What happens when the FTC starts asking more questions about this? Worse, what happens when something goes wrong? I’m far from an expert on encryption, but one thing I’ve noticed in life - shit always gets leaked or hacked. And things go wrong in tech, even with the best of intentions.
I’m nearly through Mark Bergen’s fantastic new book on the history of YouTube (seriously, buy it). If there’s one recurring theme, it’s big tech executives- usually low IQ software geniuses, naively trust the idea that scaled tech will fix all problems, and then end up shocked when they don’t.
Ad tech and mar tech companies seem very comfortable with all this collecting and hoarding of emails. Some of these executives are similar in their philosophy to the overly-idealistic ones at Google. But others are more of the ‘don’t worry and don’t ask too many questions’ variety.
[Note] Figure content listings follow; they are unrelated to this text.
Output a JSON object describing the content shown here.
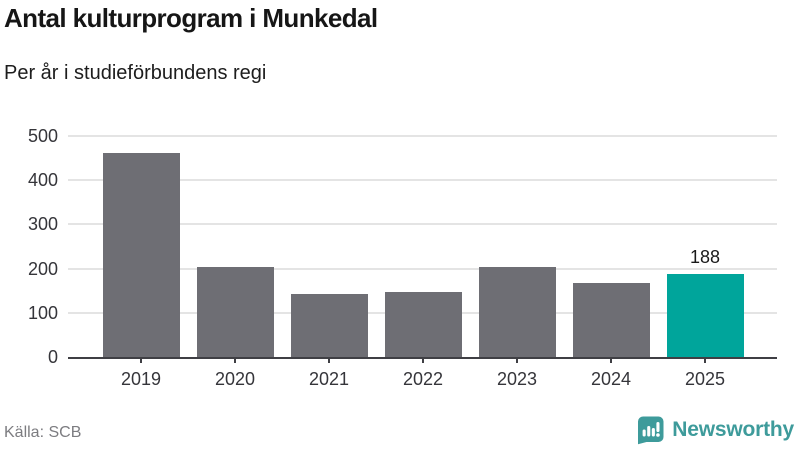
{
  "header": {
    "title": "Antal kulturprogram i Munkedal",
    "subtitle": "Per år i studieförbundens regi"
  },
  "chart_data": {
    "type": "bar",
    "title": "Antal kulturprogram i Munkedal",
    "subtitle": "Per år i studieförbundens regi",
    "categories": [
      "2019",
      "2020",
      "2021",
      "2022",
      "2023",
      "2024",
      "2025"
    ],
    "values": [
      462,
      204,
      142,
      148,
      204,
      168,
      188
    ],
    "xlabel": "",
    "ylabel": "",
    "ylim": [
      0,
      500
    ],
    "yticks": [
      0,
      100,
      200,
      300,
      400,
      500
    ],
    "grid": true,
    "legend": "none",
    "highlighted_category": "2025",
    "data_label": {
      "category": "2025",
      "text": "188"
    },
    "colors": {
      "bar": "#6e6e74",
      "highlight": "#00a59b",
      "gridline": "#e4e4e4",
      "axis": "#3f3f44",
      "tick_text": "#35353a"
    }
  },
  "footer": {
    "source": "Källa: SCB",
    "brand": "Newsworthy",
    "brand_color": "#3e9b9b",
    "logo_icon": "newsworthy-bar-chart-bubble-icon"
  }
}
I could be making too much of this - after all, emails aren’t credit card numbers or social security data. It’s not as though companies don’t send me emails I don’t want. Then again, the promise of HEMs is that they can be theoretically connected to all of a person’s devices, and even all the places they go.
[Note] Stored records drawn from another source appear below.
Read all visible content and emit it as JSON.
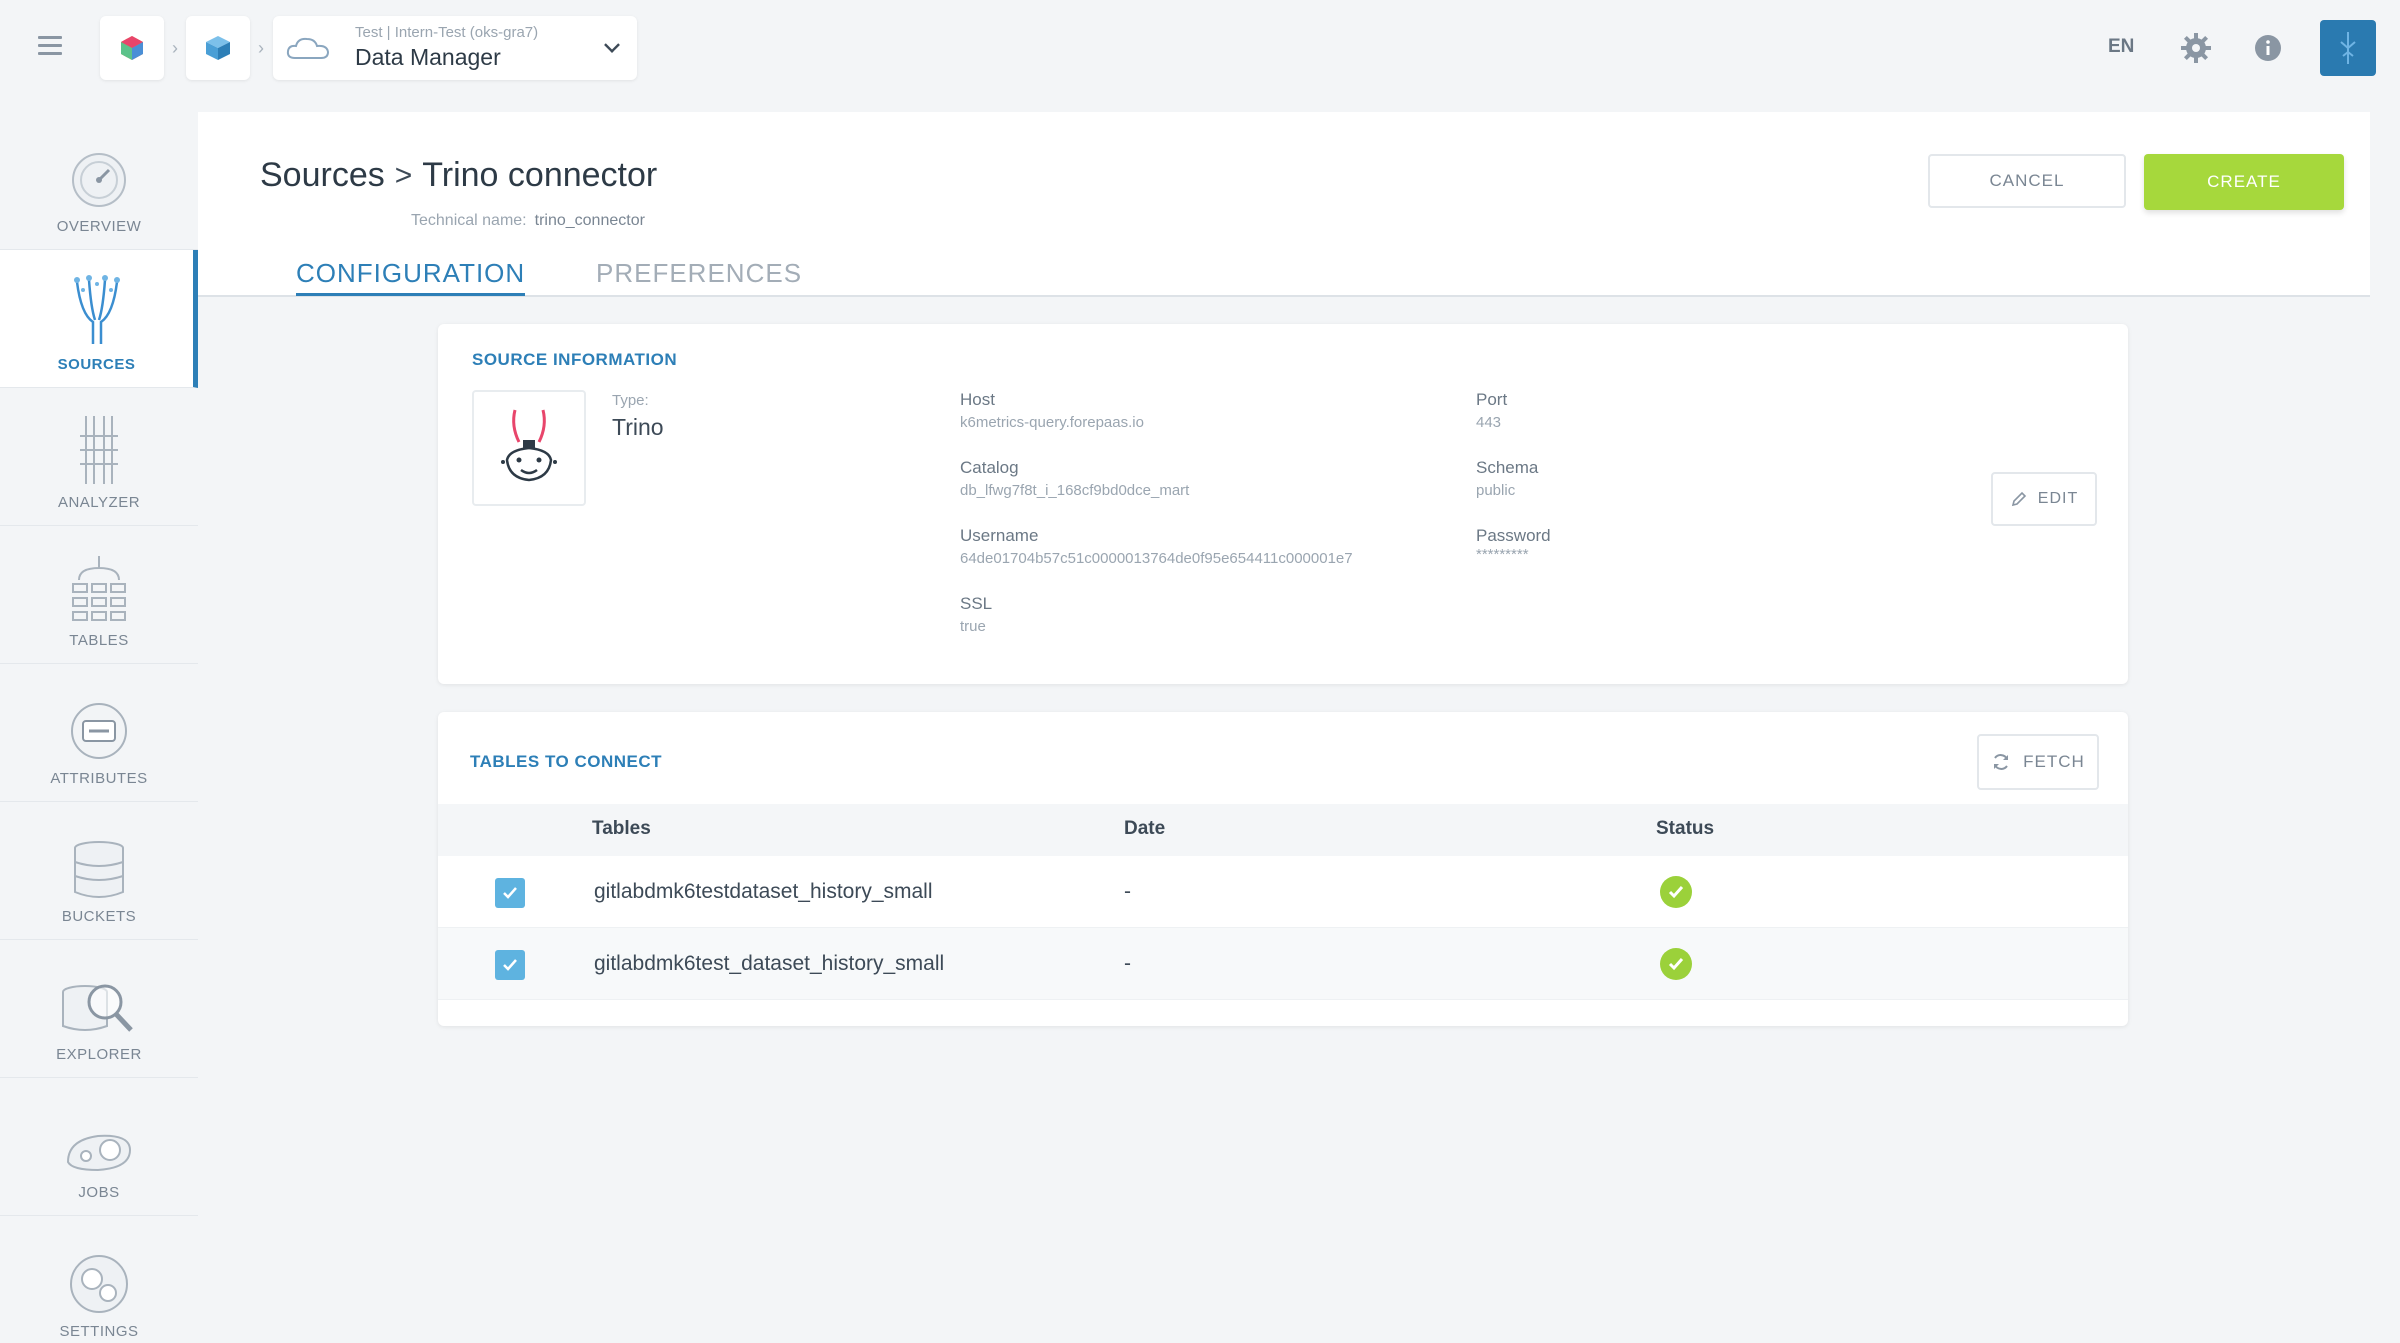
{
  "app": {
    "project_sub": "Test  |  Intern-Test (oks-gra7)",
    "project_title": "Data Manager",
    "language": "EN"
  },
  "sidebar": {
    "items": [
      {
        "label": "OVERVIEW",
        "icon": "gauge-icon"
      },
      {
        "label": "SOURCES",
        "icon": "sources-icon",
        "active": true
      },
      {
        "label": "ANALYZER",
        "icon": "analyzer-icon"
      },
      {
        "label": "TABLES",
        "icon": "tables-icon"
      },
      {
        "label": "ATTRIBUTES",
        "icon": "attributes-icon"
      },
      {
        "label": "BUCKETS",
        "icon": "buckets-icon"
      },
      {
        "label": "EXPLORER",
        "icon": "explorer-icon"
      },
      {
        "label": "JOBS",
        "icon": "jobs-icon"
      },
      {
        "label": "SETTINGS",
        "icon": "settings-icon"
      }
    ]
  },
  "header": {
    "breadcrumb_root": "Sources",
    "breadcrumb_current": "Trino connector",
    "technical_name_label": "Technical name:",
    "technical_name_value": "trino_connector",
    "cancel_label": "CANCEL",
    "create_label": "CREATE",
    "tabs": [
      {
        "label": "CONFIGURATION",
        "active": true
      },
      {
        "label": "PREFERENCES",
        "active": false
      }
    ]
  },
  "source_info": {
    "title": "SOURCE INFORMATION",
    "type_label": "Type:",
    "type_value": "Trino",
    "host_label": "Host",
    "host_value": "k6metrics-query.forepaas.io",
    "port_label": "Port",
    "port_value": "443",
    "catalog_label": "Catalog",
    "catalog_value": "db_lfwg7f8t_i_168cf9bd0dce_mart",
    "schema_label": "Schema",
    "schema_value": "public",
    "username_label": "Username",
    "username_value": "64de01704b57c51c0000013764de0f95e654411c000001e7",
    "password_label": "Password",
    "password_value": "*********",
    "ssl_label": "SSL",
    "ssl_value": "true",
    "edit_label": "EDIT"
  },
  "tables_panel": {
    "title": "TABLES TO CONNECT",
    "fetch_label": "FETCH",
    "columns": [
      "Tables",
      "Date",
      "Status"
    ],
    "rows": [
      {
        "table": "gitlabdmk6testdataset_history_small",
        "date": "-",
        "checked": true,
        "status": "ok"
      },
      {
        "table": "gitlabdmk6test_dataset_history_small",
        "date": "-",
        "checked": true,
        "status": "ok"
      }
    ]
  },
  "colors": {
    "accent": "#2d7fb7",
    "create": "#a6d83c",
    "checkbox": "#5eb3e0",
    "status_ok": "#9bd13a"
  }
}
Am I being wishy washy about this? I’m not sure. Regardless, please subscribe.
In the meantime, please do check out my terrific conversation with Vox’s Pauley. Some other highlights:
Brands still believe in the power of content, but the market is going to take a hit. Adweek’s Mark Stenberg noted that part of the reason that Bustle decided to shut down several pubs was due to branded content spending falling off a cliff. Vox has tried to create as many repeatable executions. “Typically what markets look for in moments like this is speed of execution, and addressable inventory,” said Pauley. “Tactics that can be directly measured.”
Publisher-built ad tech can work, but it needs to be special. Vox rolled out Concert, its proprietary marketplace, back in 2016 with big partners like NBCU. Unlike most every cross industry consortium, it’s still here. Pauley said that Concert now has 500 advertisers running distinct creative with over 50 publishers, and the company has now just built’s own SSP. When Pauley brought this plan up to industry executives, they told him, “Why the hell would [you] do that?… It’s a good idea but good luck.”
Great conversation among two highly respected friends. I am skeptical on the sustainability of HEMS for the reasons cited in the article. I think the industry is embracing them like people clinging to an umbrella in a thunderstorm; that umbrella is going to invert and end up blowing away in the wind. For now, anxious investors and nervous advertisers are holding on with one hand while they sift through more durable alternatives. Whatever we ultimately coalesce around will need to be consent first, transparent, auditable and give clear and immediate control to the consumer so that they can change their choices instantly and with ease. Much will have to change to get to those standards, but until we get there, we’re just praying the umbrella will survive a storm where the wind is building.